In the case of the Least Expected Umbrage lottery it turns out that the row and column player lotteries 
are not usually the same.

Take the very ballot set used as an example in the Rivest Paper:

(40) A B C D
(30) B C A D
(20) C A B D
(10) C B A D


The respective rows of the pairwise matrix are given by

A: 0 60 40 100
B: 40 0 70 100
C: 60 30 0 100
D: 0   0   0   0

while the respective rows of the margins matrix are

A 0   20   -20   100
B -20  0    40   100
C  20 -40   0    100
D -100 -100 -100 0

The common strategy of both row and column players for this game is the lottery

A/4+B/2+C/4,

meaning that the respective probabilities for A, B, C and D are 25%, 50%, 25%, and zero.


For LEU we go back to the basic pairwise matrix and put 50 in the lower right hand corner to represent 
half of the number of ballots on which C was ranked bottom with itself:

0 60 40 100
40 0 70 100
60 30 0 100
0   0   0  50

The bottom row of this matrix is dominated by each of the other rows, so it can be removed from the row 
player's strategy, and the (opposite of) the last column is dominated by the (opposite of) each of the 
other columns, so it can be removed from the column player's strategy.  

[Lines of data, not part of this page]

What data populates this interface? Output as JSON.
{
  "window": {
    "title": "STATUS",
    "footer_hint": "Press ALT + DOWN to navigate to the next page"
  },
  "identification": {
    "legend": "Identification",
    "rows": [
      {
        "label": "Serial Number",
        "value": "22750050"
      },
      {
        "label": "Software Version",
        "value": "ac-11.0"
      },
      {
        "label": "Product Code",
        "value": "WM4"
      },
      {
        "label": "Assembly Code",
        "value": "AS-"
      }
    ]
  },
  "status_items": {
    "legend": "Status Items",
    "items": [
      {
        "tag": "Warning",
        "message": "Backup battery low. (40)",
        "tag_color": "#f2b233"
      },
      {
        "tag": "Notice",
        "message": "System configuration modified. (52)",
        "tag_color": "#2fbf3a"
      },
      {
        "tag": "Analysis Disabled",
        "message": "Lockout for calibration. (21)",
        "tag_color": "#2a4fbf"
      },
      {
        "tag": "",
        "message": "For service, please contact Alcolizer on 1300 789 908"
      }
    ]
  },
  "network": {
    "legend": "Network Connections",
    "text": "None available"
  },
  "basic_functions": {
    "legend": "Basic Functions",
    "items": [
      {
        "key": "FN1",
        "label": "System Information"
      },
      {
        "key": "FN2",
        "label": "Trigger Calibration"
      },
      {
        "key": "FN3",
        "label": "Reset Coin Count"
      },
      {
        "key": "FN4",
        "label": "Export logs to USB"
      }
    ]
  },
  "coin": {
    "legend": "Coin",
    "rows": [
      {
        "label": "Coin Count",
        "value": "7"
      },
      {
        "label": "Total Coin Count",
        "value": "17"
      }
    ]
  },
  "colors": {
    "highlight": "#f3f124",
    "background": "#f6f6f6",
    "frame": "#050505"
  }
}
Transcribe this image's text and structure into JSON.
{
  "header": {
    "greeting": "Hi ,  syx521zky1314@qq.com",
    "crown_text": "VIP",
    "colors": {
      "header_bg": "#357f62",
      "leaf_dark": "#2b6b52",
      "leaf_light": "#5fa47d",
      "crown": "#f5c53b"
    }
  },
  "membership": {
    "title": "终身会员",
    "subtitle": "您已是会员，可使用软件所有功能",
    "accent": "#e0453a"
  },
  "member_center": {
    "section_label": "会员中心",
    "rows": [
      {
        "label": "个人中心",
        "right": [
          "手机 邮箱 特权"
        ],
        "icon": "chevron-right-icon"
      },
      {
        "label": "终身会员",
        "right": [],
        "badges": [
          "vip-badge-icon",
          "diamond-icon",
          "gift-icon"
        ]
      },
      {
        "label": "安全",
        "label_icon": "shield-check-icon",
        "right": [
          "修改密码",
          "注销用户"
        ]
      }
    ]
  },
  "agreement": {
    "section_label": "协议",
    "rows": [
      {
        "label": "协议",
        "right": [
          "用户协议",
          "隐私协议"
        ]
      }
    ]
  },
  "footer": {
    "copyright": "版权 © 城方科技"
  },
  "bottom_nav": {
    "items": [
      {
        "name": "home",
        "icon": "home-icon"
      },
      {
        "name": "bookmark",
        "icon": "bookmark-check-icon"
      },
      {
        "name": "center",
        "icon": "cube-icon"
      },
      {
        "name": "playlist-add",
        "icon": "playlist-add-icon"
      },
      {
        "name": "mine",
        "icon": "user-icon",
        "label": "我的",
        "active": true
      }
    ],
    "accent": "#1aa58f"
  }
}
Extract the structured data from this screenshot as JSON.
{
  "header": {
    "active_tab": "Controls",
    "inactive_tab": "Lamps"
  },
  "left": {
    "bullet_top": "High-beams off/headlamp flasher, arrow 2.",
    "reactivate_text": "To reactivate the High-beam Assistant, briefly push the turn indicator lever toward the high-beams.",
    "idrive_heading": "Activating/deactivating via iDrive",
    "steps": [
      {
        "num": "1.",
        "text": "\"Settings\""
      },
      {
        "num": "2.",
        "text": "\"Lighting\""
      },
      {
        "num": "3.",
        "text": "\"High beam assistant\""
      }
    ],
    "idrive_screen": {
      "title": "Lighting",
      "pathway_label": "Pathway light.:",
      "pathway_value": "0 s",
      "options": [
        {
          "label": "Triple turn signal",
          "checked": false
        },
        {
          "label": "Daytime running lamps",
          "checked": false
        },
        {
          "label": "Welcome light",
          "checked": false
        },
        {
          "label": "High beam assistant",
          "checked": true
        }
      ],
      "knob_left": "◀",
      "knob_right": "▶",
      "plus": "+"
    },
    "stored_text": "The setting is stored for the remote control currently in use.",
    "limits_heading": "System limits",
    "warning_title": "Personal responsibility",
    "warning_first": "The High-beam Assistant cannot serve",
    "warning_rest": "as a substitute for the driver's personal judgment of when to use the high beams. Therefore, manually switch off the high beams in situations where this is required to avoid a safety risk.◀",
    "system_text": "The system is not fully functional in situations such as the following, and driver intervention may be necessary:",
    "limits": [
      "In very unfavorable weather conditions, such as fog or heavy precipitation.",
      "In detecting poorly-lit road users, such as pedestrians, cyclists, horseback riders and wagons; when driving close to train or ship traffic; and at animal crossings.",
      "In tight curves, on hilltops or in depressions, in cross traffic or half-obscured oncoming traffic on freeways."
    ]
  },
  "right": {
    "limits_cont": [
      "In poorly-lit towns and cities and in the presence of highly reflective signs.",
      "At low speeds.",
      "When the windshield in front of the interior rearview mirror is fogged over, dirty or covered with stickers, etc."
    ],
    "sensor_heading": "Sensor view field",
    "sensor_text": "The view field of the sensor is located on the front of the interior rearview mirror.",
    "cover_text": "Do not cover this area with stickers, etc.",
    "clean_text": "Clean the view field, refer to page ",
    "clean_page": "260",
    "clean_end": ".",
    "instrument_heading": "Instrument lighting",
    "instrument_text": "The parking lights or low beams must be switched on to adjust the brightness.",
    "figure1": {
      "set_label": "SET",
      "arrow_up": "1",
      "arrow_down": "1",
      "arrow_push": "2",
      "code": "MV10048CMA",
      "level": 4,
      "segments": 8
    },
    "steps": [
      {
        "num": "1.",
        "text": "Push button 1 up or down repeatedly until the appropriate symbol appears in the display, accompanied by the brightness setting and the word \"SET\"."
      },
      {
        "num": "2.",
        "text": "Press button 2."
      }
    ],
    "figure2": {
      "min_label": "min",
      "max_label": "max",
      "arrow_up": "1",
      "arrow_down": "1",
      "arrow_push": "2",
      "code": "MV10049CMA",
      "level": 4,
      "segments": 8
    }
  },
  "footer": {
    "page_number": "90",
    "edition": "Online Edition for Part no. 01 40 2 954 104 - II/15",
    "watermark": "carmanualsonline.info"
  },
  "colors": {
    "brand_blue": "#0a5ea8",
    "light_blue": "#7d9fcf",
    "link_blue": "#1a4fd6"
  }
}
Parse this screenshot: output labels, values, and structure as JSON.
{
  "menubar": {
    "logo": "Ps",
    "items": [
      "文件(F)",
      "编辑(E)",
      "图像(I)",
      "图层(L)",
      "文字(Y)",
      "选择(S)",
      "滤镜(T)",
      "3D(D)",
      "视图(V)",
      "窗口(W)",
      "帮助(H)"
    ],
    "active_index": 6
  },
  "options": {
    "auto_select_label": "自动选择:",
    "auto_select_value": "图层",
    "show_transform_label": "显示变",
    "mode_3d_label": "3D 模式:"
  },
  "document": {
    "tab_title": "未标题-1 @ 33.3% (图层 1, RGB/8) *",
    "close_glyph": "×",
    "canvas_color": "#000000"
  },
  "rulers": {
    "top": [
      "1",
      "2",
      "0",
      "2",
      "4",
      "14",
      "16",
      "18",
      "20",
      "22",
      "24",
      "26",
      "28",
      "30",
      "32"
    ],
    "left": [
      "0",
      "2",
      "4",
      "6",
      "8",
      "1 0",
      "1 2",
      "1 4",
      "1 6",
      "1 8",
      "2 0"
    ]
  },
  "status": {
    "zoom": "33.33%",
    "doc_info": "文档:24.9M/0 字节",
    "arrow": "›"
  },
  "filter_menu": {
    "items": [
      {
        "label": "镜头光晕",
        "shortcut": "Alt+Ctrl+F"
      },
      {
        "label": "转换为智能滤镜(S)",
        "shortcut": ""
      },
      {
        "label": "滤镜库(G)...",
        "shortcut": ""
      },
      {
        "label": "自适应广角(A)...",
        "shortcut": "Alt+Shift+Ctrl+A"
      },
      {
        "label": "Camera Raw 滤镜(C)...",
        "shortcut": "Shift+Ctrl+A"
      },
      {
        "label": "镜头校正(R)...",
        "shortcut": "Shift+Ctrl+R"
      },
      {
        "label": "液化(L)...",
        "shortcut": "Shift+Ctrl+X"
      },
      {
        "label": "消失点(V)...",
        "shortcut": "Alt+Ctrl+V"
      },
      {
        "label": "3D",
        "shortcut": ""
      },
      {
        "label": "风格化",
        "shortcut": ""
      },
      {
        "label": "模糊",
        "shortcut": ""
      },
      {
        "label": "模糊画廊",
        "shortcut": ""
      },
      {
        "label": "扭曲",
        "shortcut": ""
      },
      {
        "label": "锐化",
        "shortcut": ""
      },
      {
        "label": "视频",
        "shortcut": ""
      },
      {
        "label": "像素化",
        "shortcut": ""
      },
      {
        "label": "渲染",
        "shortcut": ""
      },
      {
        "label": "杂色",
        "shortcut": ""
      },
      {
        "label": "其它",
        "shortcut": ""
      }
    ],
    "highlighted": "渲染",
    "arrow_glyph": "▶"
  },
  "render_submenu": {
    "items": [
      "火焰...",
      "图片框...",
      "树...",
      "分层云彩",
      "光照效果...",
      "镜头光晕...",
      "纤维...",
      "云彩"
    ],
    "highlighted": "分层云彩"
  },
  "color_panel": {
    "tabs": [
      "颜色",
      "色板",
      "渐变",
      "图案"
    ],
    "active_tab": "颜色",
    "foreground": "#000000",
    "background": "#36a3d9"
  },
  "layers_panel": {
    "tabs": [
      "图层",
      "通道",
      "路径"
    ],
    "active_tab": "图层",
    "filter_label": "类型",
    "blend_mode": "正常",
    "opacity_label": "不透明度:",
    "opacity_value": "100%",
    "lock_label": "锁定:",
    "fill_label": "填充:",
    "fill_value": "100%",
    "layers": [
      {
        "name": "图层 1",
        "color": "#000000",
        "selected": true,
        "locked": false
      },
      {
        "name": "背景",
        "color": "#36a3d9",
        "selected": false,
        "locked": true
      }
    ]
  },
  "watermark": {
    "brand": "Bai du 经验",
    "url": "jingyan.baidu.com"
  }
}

We are left with the matrix

0 60 40 
40 0 70 
60 30 0

For the zero sum game represented by this matrix the optimal strategy of the row player turns out to be

(33*A+24*B+34*C)/91,

and the optimal strategy for the column player is

(33*A+34*B+24*C)/91 .

The row player's expected payoff is 3000/91.

If the row player adopts the Rivest strategy of (A+2*B+C)/4 instead of the optimal row player strategy
(33*A+24*B+34*C)/91, and the column player sticks to the optimal strategy
(33*A+34*B+24*C)/91, then the expected payoff for the row player will be less.

[Exercise: calculate this expectd payoff; I'm out of time.]

My Best,

Forest






From: Jobst Heitzig 
Date: Wednesday, December 21, 2011 4:25 am
Subject: Re: [EM] Least Expected Umbrage, a new lottery method
To: fsimmons at pcc.edu

> I just realized that this is quite similar to "Condorcet Lottery"
> (http://lists.electorama.com/htdig.cgi/election-methods-
> electorama.com/2005-January/014449.html)
> where I even mention in the end that the payoff matrix could be chosen
> to reflect defeat strengths rather than just defeats (i.e., 
> having entry
> 1 where i beats j).
> 
> So maybe we should compare Rivest-Shen and LEU to Condorcet Lottery?
>